China said to have bought Pakistan’s silence on Muslim re-education camps

by WorldTribune Staff, January 13, 2019

Pakistan, a country with a 90 percent Muslim population, was among the first to criticize China’s detention of more than one million Muslim Uighurs and other ethnic minorities.

Many of the Uighurs being held in re-education camps in China’s Xinjiang province are the wives of Pakistani men.

Pakistani Prime Minister Imran Khan with Chinese supreme leader Xi Jinping. / Reuters

Pakistan’s criticism of the Beijing regime, which surfaced in September, has not only disappeared in recent months but transformed to the point where Pakistani officials are praising China, insisting that the Muslims are “undergoing voluntary training” at the camps.

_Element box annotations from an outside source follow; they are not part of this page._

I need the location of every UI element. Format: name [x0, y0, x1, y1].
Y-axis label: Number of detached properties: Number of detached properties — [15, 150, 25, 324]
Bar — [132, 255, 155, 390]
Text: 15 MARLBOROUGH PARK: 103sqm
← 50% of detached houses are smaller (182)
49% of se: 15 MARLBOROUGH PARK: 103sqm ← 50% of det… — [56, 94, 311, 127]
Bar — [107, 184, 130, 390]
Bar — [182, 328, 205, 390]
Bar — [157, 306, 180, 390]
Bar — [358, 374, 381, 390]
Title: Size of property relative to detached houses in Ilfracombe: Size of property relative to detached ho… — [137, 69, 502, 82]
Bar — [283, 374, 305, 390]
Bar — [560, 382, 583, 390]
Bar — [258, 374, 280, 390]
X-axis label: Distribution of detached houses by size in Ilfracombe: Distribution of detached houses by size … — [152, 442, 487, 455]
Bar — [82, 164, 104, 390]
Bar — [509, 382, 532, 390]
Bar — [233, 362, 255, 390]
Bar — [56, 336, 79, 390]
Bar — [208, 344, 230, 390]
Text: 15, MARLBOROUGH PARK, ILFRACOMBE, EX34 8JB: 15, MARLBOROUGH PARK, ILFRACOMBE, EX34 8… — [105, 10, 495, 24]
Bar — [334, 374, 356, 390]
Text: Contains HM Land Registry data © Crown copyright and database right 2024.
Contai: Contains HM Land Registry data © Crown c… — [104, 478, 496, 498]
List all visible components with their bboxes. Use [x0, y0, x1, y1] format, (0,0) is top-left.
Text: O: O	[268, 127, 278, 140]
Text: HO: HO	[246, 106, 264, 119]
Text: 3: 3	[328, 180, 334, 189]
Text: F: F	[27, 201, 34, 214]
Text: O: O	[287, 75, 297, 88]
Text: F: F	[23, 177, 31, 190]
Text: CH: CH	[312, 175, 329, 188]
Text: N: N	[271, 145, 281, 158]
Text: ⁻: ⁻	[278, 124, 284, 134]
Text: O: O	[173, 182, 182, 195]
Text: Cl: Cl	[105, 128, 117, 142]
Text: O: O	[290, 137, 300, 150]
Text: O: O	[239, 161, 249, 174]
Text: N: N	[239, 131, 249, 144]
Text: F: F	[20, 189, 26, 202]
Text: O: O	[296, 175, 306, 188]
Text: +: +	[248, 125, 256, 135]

Activists and critics say the reason for Pakistan’s change of heart is quite simple – money.

Peter Irwin, a project manager at the World Uighur Congress in Munich, said China was “buying the silence of Pakistan.”

Pakistan is a key beneficiary of the China Belt and Road Initiative. The China-Pakistan Economic Corridor (CPEC) is a $62 billion partnership between the two countries consisting of transport and energy projects, some of which pass directly through Xinjiang.

“It’s possible that Pakistan has moved towards tacit endorsement of China’s ‘re-education’ facilities in Xinjiang because it considers the Chinese Communist Party’s justification of its Xinjiang policy – in terms of counter-terrorism and stability maintenance – as being beneficial to the security and longevity of the CPEC project,” Simone van Nieuwenhuizen, a Chinese politics researcher at University of Technology Sydney, told Business Insider.

Pakistani Prime Minister Imran Khan told Turkey’s TRT World news channel last week that “In this doom and gloom which we inherited, the Chinese have been a breath of fresh air for us. They have been extremely helpful to us … we have these plans of reviving our economy, [and] China is going to play a huge part.”

Of the detention of the Uighurs and other minorities, Khan said “I don’t actually know much” about the situation in Xinjiang.

Irwin said that Khan’s statement “was incredibly worrying, but very much expected.” Khan is grappling with a troubled Pakistani economy and knows that China is a stable source of funding and that “he simply needs to keep his mouth shut.”